Pamela Terry and Edward said...

Next time I come, I'll bring along a picnic lunch and we can stop to watch the lambs awhile.

Sal said...

Lovely to come on the little ride with you..thanks!! ;-)

Leenie said...

Thanks for the ride. I miss traveling to the feed store. Although there were no castles on the way to ours, unless you count grain elevators. Your writing certainly brings the trip alive. I can almost smell the wet soil and the new leaves.

HelenMWalters said...

That's so evocative. Thanks for giving us the chance to take the journey with you.

Anonymous said...

Excellent post. I enjoyed reading it and then began to wonder if this was who I thought it was. And it was. I like the words very much.

Raph G. Neckmann said...

Thank you for the ride, Weaver, I so enjoyed it! My experience of our own countryside here will be enriched now from having read the description of yours!

Crafty Green Poet said...

lovely ride thank you! I hope that rabbit is okay, it probably is an escaped pet, sometimes they do seem to integrate into a warren...

Reader Wil said...

You have a talent to describe your surroundings so vividly that I feel as if I am really with you in the fields. Thank you for the ride! Thank you for your visit and kind words!

Heather said...

That was wonderful Weaver - all those lovely country sights, sounds and smells, even the muck spreading. I think very young lambs are so delightful. You should get a bus, there are so many of us who will want to come next time too.

Jinksy said...

That's the best value ten mile ride I've ever taken - awash with priceless observations. x

Acornmoon said...

Thanks for the lift and a breathe of fresh country air.I have tried to grow cowslips but have never had any luck.
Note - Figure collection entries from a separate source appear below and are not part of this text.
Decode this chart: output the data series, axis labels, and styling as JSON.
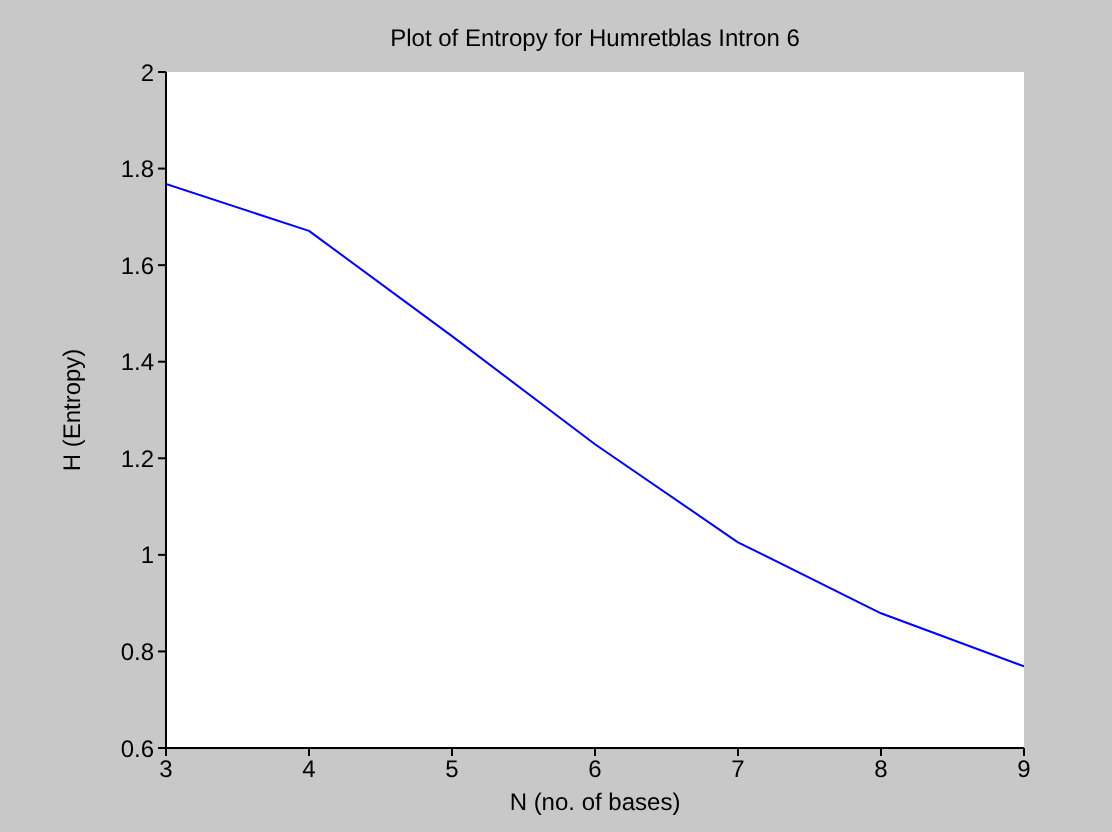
{
  "chart_data": {
    "type": "line",
    "title": "Plot of Entropy for Humretblas Intron 6",
    "xlabel": "N (no. of bases)",
    "ylabel": "H (Entropy)",
    "x": [
      3,
      4,
      5,
      6,
      7,
      8,
      9
    ],
    "series": [
      {
        "color": "#0000ff",
        "values": [
          1.768,
          1.671,
          1.453,
          1.229,
          1.026,
          0.879,
          0.769
        ]
      }
    ],
    "xlim": [
      3,
      9
    ],
    "xticks": [
      3,
      4,
      5,
      6,
      7,
      8,
      9
    ],
    "ylim": [
      0.6,
      2
    ],
    "yticks": [
      0.6,
      0.8,
      1,
      1.2,
      1.4,
      1.6,
      1.8,
      2
    ],
    "grid": false,
    "legend": false,
    "marker": "none",
    "line_style": "solid"
  }
}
I enjoyed reading your post about China, I would have been like you also with my nose pressed up against the window. Malcolm's artwork is very accomplished and atmospheric.

Unknown said...

Hello Weaver,

Your ability to observe the countryside is wonderful but I hope you also had your eyes on the road!!

I was driving around today and although I see things, I know they don't register in the way they do for you!

Gigi Ann said...

I enjoyed my little trip with you to town. And when you wrote...the manure heaps steaming....the pungent smell enters our nostrils...being an old farm girl, I think I actually could smell that pungent smell. tee hee!!

Caroline Gill said...

The name escapes me (will have to see if I can find a soul 'who knows') but I feel sure we have a special name in these parts of South Wales for this time of year when the heather and gorse are burned. Is the 'hern' a hen, I wonder?

Mary Sharpe said...

I thought for a moment you were inviting the lamb in the picture for a ride!

Cowslips . . . I love primroses. If I had a hedgerow bank, I wouldn't be able to grow enough of them . . . but cowslips - I found them disappointing when I came across them first and wonder if they are valued more because they are getting rare than for their looks.

What do you think?

Mary Sharpe
HUGH AND CAMELLIA

The Weaver of Grass said...

Thanks Janice - you are always welcome to come along.

The Weaver of Grass said...

Pamela - bring hot soup - it is cold here again.

The Weaver of Grass said...

Caroline - I don't know of a word for heather-burning round here - but shall ask around when we are out to dinner next week with a load of shooting locals!
I think the hern is a heron.

The Weaver of Grass said...

Mary - I think you need to see cowslips ina mass - their beautiful very pale yellow colour is tremendous then - the scent is wonderful.

The Weaver of Grass said...

To everyone else - so glad you enjoyed the ride = we'll have a mini bus next time. And yes, Derrick, I did keep my eyes on the road!!

thousandflower said...

That lamb is amazingly spotted. What breed? I know Jacobs are spotted but most that I have seen have bigger spots. I am curious. Our Cotswolds have spots on their faces and are usually grey on their backs.